While avoidance may be a relatively easy way to deal with challenging family members, not going to a family event is, frankly, not an option for some. So, what do those people do? They enter the situation and endure the uncomfortable feelings that come up.
Try to use relaxation techniques while you’re with your family – controlled breathing, a brief meditation, or simply being mindful of the present moment (acknowledging the experience without judgment) can go a long way when you’re facing a conflict. Stay busy with activities, like snowball fights, decorating cookies, or playing games to keep people engaged. This reduces the likelihood of conflicts that arise from just sitting around and talking.

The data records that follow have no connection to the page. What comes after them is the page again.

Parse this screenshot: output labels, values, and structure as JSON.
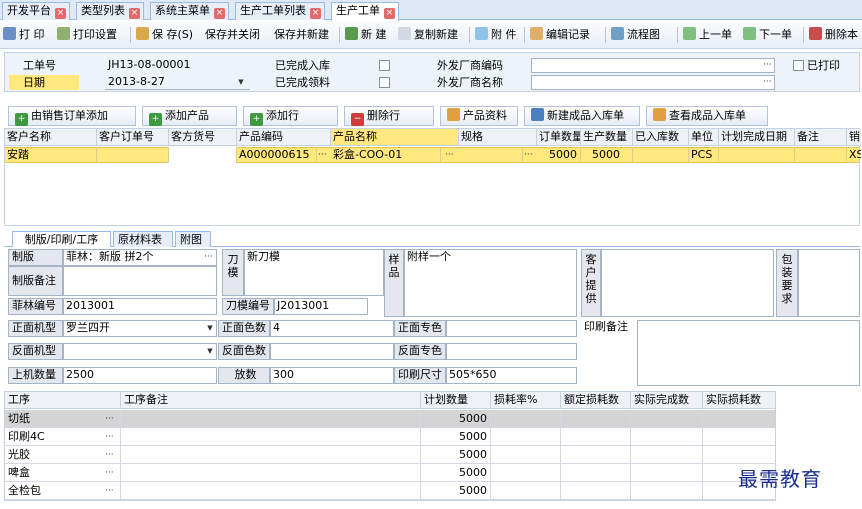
{
  "tabs": [
    {
      "label": "开发平台"
    },
    {
      "label": "类型列表"
    },
    {
      "label": "系统主菜单"
    },
    {
      "label": "生产工单列表"
    },
    {
      "label": "生产工单"
    }
  ],
  "toolbar": {
    "print": "打 印",
    "print_settings": "打印设置",
    "save": "保 存(S)",
    "save_close": "保存并关闭",
    "save_new": "保存并新建",
    "new": "新 建",
    "copy_new": "复制新建",
    "attachment": "附 件",
    "edit_log": "编辑记录",
    "flowchart": "流程图",
    "prev": "上一单",
    "next": "下一单",
    "delete": "删除本"
  },
  "header": {
    "order_no_label": "工单号",
    "order_no": "JH13-08-00001",
    "date_label": "日期",
    "date": "2013-8-27",
    "done_in_label": "已完成入库",
    "done_pick_label": "已完成领料",
    "vendor_code_label": "外发厂商编码",
    "vendor_name_label": "外发厂商名称",
    "printed_label": "已打印"
  },
  "buttons": {
    "from_sales": "由销售订单添加",
    "add_product": "添加产品",
    "add_row": "添加行",
    "delete_row": "删除行",
    "product_info": "产品资料",
    "new_inbound": "新建成品入库单",
    "view_inbound": "查看成品入库单"
  },
  "grid": {
    "headers": [
      "客户名称",
      "客户订单号",
      "客方货号",
      "产品编码",
      "产品名称",
      "规格",
      "订单数量",
      "生产数量",
      "已入库数",
      "单位",
      "计划完成日期",
      "备注",
      "销"
    ],
    "row": {
      "customer": "安踏",
      "cust_order": "",
      "cust_item": "",
      "product_code": "A000000615",
      "product_name": "彩盒-COO-01",
      "spec": "",
      "order_qty": "5000",
      "prod_qty": "5000",
      "stored": "",
      "unit": "PCS",
      "plan_date": "",
      "remark": "",
      "sales": "XS"
    }
  },
  "subtabs": [
    "制版/印刷/工序",
    "原材料表",
    "附图"
  ],
  "prepress": {
    "plate_label": "制版",
    "plate_value": "菲林：新版 拼2个",
    "knife_label": "刀模",
    "knife_value": "新刀模",
    "sample_label": "样品",
    "sample_value": "附样一个",
    "customer_supply_label": "客户提供",
    "packing_label": "包装要求",
    "plate_remark_label": "制版备注",
    "film_no_label": "菲林编号",
    "film_no": "2013001",
    "knife_no_label": "刀模编号",
    "knife_no": "J2013001",
    "front_machine_label": "正面机型",
    "front_machine": "罗兰四开",
    "front_colors_label": "正面色数",
    "front_colors": "4",
    "front_spot_label": "正面专色",
    "back_machine_label": "反面机型",
    "back_colors_label": "反面色数",
    "back_spot_label": "反面专色",
    "print_remark_label": "印刷备注",
    "machine_qty_label": "上机数量",
    "machine_qty": "2500",
    "allowance_label": "放数",
    "allowance": "300",
    "print_size_label": "印刷尺寸",
    "print_size": "505*650"
  },
  "process": {
    "headers": [
      "工序",
      "工序备注",
      "计划数量",
      "损耗率%",
      "额定损耗数",
      "实际完成数",
      "实际损耗数"
    ],
    "rows": [
      {
        "name": "切纸",
        "qty": "5000"
      },
      {
        "name": "印刷4C",
        "qty": "5000"
      },
      {
        "name": "光胶",
        "qty": "5000"
      },
      {
        "name": "啤盒",
        "qty": "5000"
      },
      {
        "name": "全检包",
        "qty": "5000"
      }
    ]
  },
  "watermark": "最需教育"
}
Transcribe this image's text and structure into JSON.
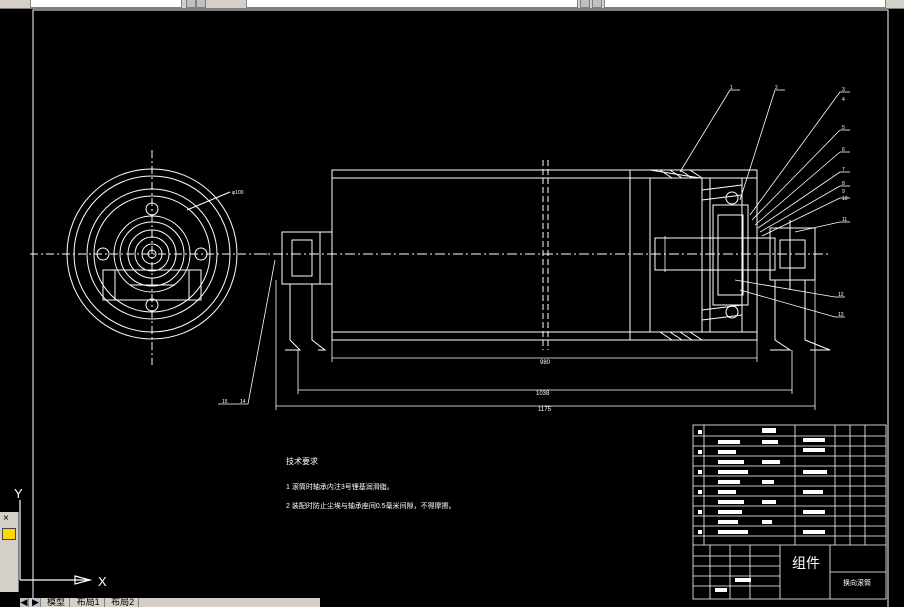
{
  "window": {
    "model_tab": "模型",
    "layout_tabs": [
      "布局1",
      "布局2"
    ],
    "command_panel_close": "×"
  },
  "drawing": {
    "tech_title": "技术要求",
    "tech_lines": [
      "1  滚筒时轴承内注3号锂基润滑脂。",
      "2  装配时防止尘埃与轴承座间0.5毫米间隙，不得摩擦。"
    ],
    "dims": {
      "d_label": "φ100",
      "length_980": "980",
      "length_1038": "1038",
      "length_1175": "1175"
    },
    "balloons": [
      "1",
      "2",
      "3",
      "4",
      "5",
      "6",
      "7",
      "8",
      "9",
      "10",
      "11",
      "12",
      "13",
      "14",
      "15"
    ],
    "title_block": {
      "assembly": "组件",
      "part_name": "换向滚筒"
    },
    "ucs": {
      "x_label": "X",
      "y_label": "Y"
    }
  },
  "colors": {
    "background": "#000000",
    "lines": "#ffffff",
    "ui_chrome": "#d4d0c8"
  }
}
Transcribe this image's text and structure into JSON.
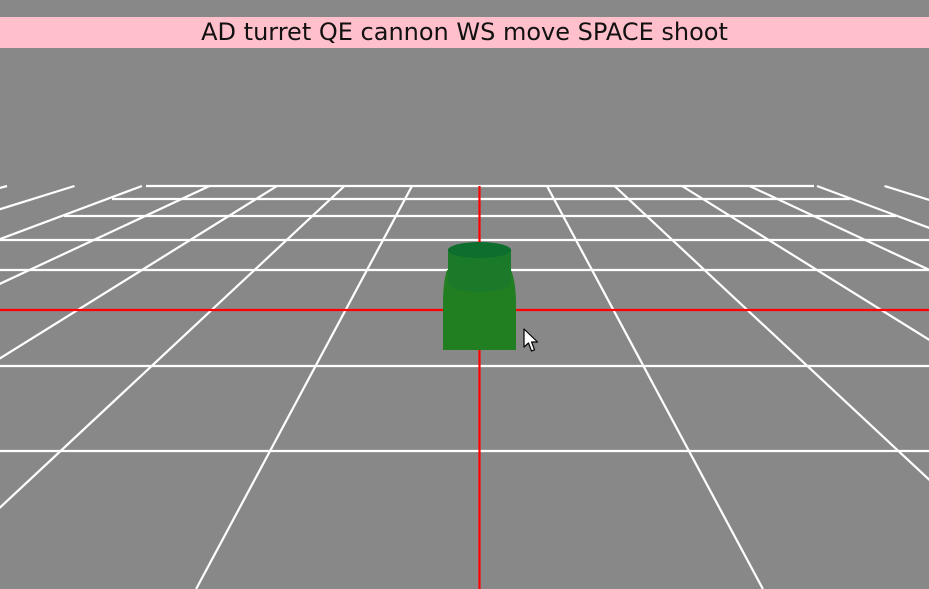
{
  "hud": {
    "controls_text": "AD turret QE cannon WS move SPACE shoot"
  },
  "scene": {
    "background_color": "#888888",
    "banner_color": "#ffc0cb",
    "grid_color": "#ffffff",
    "axis_color": "#ff0000",
    "tank_body_color": "#217e21",
    "tank_turret_color": "#0d6e2d",
    "tank_turret_side_color": "#1a7a2a"
  },
  "cursor": {
    "icon": "arrow-cursor-icon"
  }
}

Remember, you are not responsible for the behavior of other adults. If someone says or does something that bothers you, acknowledge it, take a deep breath, re-focus on the present moment, and proceed mindfully. Respond with compassion not only for them, but for yourself as well. Use positive self-talk, affirmations, or mantras to stay optimistic throughout the get-together and, remember, you can always choose to leave the situation (for a short break or for the remainder of the event) if a conversation or conflict becomes too overwhelming for you.
However you choose to engage with challenging family members this holiday season, I wish you peace.